The U.S. and China’s Populations Are Decoupling, Too

The U.S. and China’s Populations Are Decoupling, Too
U.S. Secretary of State Antony Blinken talks with Yuxuan Zhou during a visit to the Li-Pi record store in Beijing, China, April 26, 2024. (AP photo by Mark Schiefelbein).

Recent visits to China by officials from the administration of U.S. President Joe Biden have featured attempts to broaden out the U.S.-China relationship beyond the tensions on display between the two governments. Treasury Secretary Janet Yellen made Chinese cuisine a central part of her last two trips to Beijing, hosting a lunch with an all-female lineup of Chinese economists on one occasion and dining on famous Yunnan mushroom dishes on another. On his visit last week, Secretary of State Antony Blinken took in some basketball and bought albums at a local Beijing record store.

Both trips sought to humanize the bilateral relationship and perhaps signal to the Chinese people that Americans have a fondness for all sorts of things about China, even if that doesn’t extend to its government. As with the U.S. Congress’ Select Committee on Competition with the Chinese Communist Party, these are attempts to distinguish the CCP from the Chinese people. With limited access to uncensored information in China and people-to-people exchanges between the two countries at very low levels, this is harder than perhaps ever before.

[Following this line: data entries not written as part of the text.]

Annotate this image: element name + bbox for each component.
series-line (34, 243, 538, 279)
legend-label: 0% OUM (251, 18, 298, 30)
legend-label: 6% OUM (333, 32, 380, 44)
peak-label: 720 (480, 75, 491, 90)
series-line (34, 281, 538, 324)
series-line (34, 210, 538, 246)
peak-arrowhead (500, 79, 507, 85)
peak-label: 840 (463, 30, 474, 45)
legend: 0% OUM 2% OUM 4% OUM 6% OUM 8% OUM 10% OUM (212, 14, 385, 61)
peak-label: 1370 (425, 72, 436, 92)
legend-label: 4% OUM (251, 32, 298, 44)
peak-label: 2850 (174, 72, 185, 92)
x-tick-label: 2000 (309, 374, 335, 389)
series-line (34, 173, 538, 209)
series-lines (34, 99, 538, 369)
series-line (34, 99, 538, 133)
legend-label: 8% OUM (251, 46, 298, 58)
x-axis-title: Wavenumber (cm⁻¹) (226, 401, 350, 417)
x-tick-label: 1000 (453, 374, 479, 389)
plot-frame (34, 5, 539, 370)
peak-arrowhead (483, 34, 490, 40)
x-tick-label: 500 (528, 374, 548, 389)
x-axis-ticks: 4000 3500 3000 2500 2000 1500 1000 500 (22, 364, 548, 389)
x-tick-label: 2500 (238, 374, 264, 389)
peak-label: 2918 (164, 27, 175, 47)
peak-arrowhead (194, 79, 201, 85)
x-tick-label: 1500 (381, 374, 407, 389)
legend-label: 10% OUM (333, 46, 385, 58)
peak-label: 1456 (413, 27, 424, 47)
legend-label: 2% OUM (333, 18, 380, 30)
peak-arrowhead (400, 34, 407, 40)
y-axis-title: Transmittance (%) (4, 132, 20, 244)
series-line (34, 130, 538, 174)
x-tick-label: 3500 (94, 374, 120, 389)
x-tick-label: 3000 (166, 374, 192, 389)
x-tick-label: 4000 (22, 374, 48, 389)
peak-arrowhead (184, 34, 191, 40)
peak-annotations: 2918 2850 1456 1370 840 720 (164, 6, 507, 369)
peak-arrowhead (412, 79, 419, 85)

The problem of people-to-people exchange is much more severe on the U.S. side. Despite increased bilateral tensions and fears in China about gun violence and anti-Asian discrimination in the U.S., nearly 300,000 Chinese students still elect to study at U.S. universities each year. By contrast, the number of U.S. students studying in China has plummeted to new lows since the pandemic, with only about 900 U.S. students currently in China. As Blinken noted in his departing press conference, this imbalance creates a knowledge gap about China in the U.S. that will affect the new generation of policymakers, diplomats and analysts. And given current tensions and potential areas of conflict—from China’s support for Russia’s invasion of Ukraine to its role in the U.S. fentanyl epidemic—expertise on China is badly needed.